Thursday, October 13, 2011

John Coyle Commercial Docket Article


John Coyle, an assistant professor of law at UNC-Chapel Hill, just completed an article in which he considers the extent to which business courts such as the Ohio commercial dockets are likely to attract various forms of business – relocations, incorporations, and litigation – to a particular state. A brief summary of the argument’s basic points, are pasted in abstract form below.  The entire article is available for download at SSRN (http://papers.ssrn.com/sol3/papers.cfm?abstract_id=1928108).

The article seems like an interesting critique on one of the many possible policy rationales for creating commercial courts.  Best of luck to Mr. Coyle, from Ohio.



Abstract

"Business Courts and Inter-State Competition

Over the past two decades, nineteen states have established specialized trial courts that hear business disputes primarily or exclusively. To explain the recent surge of interest in these courts, policy-makers and scholars alike have cited the process of inter-jurisdictional competition. Specifically, these commentators have argued that business courts serve, among other purposes, to attract out-of-state companies to expand their business, re-incorporate, or litigate their disputes in the jurisdiction that created the business court.

This Article critically evaluates each of these theories. It argues, first, that business courts do not serve to attract companies from other states because business expansion decisions in the United States are rarely driven by the high quality of the courts in a particular jurisdiction. It next argues that business courts are unlikely to attract incorporation business because their core attributes are such that they are unlikely to compete successfully with the Delaware Court of Chancery. The Article goes on to argue that while the creation of a business court may in some cases serve to divert litigation business to local lawyers, the opportunities for diversion are relatively limited.

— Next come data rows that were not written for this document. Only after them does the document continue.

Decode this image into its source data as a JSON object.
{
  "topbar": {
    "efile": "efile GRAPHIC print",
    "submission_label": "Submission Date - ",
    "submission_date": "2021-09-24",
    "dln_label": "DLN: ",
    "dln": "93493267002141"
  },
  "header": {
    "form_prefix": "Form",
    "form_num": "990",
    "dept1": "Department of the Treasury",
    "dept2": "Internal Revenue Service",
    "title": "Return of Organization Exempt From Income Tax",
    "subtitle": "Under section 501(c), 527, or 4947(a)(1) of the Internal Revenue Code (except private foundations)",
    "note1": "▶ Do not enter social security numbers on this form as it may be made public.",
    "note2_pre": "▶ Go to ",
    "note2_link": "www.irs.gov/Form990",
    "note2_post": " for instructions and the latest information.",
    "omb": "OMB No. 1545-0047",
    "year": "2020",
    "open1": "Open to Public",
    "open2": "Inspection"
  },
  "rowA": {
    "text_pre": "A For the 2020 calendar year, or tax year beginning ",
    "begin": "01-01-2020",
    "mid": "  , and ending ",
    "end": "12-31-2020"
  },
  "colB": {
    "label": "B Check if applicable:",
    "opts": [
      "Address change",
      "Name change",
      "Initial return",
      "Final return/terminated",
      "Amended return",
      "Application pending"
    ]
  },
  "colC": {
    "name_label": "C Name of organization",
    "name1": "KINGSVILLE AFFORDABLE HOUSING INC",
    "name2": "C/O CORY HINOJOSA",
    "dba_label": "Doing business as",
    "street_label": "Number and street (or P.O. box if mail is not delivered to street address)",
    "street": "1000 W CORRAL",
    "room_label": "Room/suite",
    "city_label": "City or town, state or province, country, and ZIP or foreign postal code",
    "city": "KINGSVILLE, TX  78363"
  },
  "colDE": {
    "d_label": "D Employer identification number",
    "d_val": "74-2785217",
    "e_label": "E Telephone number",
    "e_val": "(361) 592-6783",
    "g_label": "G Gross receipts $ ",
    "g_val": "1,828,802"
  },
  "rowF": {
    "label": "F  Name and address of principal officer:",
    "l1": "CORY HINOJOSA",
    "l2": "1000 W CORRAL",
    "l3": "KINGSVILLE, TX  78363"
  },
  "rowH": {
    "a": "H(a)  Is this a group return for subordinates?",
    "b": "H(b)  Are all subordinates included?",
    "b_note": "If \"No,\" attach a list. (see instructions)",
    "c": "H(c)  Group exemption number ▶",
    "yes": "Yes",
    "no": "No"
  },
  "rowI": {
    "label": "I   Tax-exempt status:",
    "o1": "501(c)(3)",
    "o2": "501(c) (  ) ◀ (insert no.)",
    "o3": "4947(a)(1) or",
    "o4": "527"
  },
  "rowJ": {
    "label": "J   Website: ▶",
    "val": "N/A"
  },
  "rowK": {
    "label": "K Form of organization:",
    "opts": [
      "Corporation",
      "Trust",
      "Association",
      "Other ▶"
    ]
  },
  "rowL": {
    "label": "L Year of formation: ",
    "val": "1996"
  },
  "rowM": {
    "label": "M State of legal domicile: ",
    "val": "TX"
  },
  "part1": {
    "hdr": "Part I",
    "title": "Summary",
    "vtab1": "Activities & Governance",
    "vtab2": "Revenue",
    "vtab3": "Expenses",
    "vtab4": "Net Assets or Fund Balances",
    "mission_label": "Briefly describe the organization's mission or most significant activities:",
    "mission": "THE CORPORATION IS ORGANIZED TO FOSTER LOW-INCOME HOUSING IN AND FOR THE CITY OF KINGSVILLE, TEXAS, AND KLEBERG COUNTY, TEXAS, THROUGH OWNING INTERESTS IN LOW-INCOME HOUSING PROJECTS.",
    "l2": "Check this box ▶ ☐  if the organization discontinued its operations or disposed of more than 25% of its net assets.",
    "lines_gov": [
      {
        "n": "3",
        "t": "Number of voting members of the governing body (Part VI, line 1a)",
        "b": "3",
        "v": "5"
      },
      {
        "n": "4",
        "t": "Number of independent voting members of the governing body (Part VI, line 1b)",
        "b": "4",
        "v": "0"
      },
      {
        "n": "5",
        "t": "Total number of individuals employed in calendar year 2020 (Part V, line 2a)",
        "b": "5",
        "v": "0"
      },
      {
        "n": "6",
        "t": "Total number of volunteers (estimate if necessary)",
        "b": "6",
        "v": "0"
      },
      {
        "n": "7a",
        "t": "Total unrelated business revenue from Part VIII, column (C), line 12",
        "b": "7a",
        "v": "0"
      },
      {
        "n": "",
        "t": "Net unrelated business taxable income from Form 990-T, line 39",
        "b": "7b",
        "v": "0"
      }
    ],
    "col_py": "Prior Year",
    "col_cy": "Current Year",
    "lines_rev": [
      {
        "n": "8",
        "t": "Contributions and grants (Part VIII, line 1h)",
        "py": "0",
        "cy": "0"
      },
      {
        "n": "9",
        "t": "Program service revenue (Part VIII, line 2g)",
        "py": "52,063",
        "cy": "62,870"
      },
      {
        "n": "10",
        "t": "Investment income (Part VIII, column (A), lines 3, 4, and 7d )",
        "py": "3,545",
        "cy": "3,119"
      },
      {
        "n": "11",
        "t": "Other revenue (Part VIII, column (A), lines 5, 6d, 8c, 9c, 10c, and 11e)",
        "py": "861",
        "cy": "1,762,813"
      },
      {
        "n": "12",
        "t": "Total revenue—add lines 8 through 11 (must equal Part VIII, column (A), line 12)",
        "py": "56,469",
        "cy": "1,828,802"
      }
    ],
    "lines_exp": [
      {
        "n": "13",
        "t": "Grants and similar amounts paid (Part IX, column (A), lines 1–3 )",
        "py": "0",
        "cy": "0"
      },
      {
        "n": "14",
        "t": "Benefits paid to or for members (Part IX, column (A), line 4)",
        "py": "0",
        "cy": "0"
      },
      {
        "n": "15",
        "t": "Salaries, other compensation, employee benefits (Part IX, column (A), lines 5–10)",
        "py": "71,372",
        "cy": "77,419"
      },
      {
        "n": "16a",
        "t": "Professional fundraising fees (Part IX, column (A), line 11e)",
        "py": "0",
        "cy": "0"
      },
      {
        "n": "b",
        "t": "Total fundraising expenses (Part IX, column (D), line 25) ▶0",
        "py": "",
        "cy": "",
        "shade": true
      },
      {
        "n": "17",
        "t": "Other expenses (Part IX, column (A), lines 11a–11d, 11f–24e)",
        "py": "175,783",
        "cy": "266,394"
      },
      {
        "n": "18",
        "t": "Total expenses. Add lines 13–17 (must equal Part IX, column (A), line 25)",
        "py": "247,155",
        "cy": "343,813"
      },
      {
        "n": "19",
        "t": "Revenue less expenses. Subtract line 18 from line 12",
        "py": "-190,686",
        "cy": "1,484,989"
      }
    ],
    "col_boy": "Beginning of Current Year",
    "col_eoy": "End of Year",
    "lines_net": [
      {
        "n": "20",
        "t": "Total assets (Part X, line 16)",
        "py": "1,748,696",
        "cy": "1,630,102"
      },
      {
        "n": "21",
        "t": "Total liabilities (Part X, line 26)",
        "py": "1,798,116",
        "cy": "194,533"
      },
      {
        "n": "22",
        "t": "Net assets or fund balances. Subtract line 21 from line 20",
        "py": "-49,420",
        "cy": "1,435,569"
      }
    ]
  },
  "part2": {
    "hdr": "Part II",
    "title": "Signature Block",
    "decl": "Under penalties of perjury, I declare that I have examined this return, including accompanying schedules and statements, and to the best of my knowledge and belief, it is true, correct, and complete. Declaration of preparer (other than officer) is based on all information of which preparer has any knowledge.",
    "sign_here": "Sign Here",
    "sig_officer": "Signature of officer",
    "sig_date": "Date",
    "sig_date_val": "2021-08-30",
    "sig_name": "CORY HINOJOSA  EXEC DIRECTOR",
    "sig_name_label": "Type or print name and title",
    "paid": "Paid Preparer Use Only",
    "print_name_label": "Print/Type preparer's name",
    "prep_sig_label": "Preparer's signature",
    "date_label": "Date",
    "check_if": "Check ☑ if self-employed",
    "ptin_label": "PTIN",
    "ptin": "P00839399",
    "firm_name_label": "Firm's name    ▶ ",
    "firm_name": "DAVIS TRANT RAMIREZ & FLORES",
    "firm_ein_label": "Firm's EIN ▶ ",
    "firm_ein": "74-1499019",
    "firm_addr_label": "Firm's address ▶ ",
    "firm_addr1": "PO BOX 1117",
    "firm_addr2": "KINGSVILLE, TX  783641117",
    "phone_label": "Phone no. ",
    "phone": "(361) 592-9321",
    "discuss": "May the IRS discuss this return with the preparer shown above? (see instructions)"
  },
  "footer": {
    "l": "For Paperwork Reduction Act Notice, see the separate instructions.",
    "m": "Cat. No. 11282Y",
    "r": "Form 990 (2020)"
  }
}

The Article then draws upon these insights to offer a number of suggestions as to how future business courts should be designed. It suggests that states should think twice before creating business and technology courts. It notes that major institutional reforms will be required if states wish to use business courts to attract incorporation business away from Delaware. It also identifies additional steps that states might take to more effectively attract litigation business. The Article concludes by briefly evaluating the viability of several non-competition-based rationales for establishing business courts."